Ouro de Ana Marcela teve inspiração em Cielo, Fratus e bilhetes da namorada
Eles estão no pensamento dela sempre que entra na reta final dos 10km. Ana Marcela Cunha costuma dizer que ali, nos últimos 50m, a maratona aquática vira prova de velocidade mesmo depois de quase 2h e é preciso ativar o modo Cesar Cielo e Bruno Fratus para não deixar uma medalha escapar. Nas Olimpíadas de Tóquio, a divisão perfeita, que foi seguida à risca, não a fez ser ameaçada pelas adversárias, mas ainda assim os dois velocistas tiveram participação na construção do ouro. Cada um à sua maneira.

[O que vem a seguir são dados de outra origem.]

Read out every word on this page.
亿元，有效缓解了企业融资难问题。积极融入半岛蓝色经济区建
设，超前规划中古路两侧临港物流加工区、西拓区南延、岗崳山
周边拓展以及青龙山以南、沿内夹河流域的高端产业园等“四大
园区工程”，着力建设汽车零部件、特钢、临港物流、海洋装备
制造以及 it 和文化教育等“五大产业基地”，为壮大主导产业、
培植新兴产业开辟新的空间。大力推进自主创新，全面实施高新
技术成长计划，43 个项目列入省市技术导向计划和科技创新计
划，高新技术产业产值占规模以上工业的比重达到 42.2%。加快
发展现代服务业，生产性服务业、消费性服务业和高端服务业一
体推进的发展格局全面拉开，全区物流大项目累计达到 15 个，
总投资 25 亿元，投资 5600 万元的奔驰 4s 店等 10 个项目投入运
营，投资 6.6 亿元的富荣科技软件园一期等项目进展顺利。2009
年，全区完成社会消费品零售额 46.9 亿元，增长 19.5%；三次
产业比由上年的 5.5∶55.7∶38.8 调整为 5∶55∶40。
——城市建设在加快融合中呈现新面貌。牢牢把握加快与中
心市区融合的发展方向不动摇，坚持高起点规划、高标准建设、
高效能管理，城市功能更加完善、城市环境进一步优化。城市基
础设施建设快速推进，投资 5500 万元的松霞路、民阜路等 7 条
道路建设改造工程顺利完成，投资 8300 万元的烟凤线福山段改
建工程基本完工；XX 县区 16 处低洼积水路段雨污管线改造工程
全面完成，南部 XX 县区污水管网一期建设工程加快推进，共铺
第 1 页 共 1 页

Foi num telão do aeroporto de Pequim que Ana Marcela viu Cielo se tornar o nadador mais rápido dos 50m livre naquela edição dos Jogos Olímpicos de 2008. Aos 16 anos, a também caloura olímpica decidiu ali que um dia experimentaria aquela sensação.
"Em 2004 eu tinha 12 anos, era muito nova e não acompanhei muito, sabe? Nunca tinha visto uma Olimpíada da forma como vi e vivi quatro anos depois. Então, aquilo que ele fez foi marcante para mim. Foi no dia que entrei na Vila e pude acompanhar a conquista dele lá. Aquilo ficou na minha cabeça", admite.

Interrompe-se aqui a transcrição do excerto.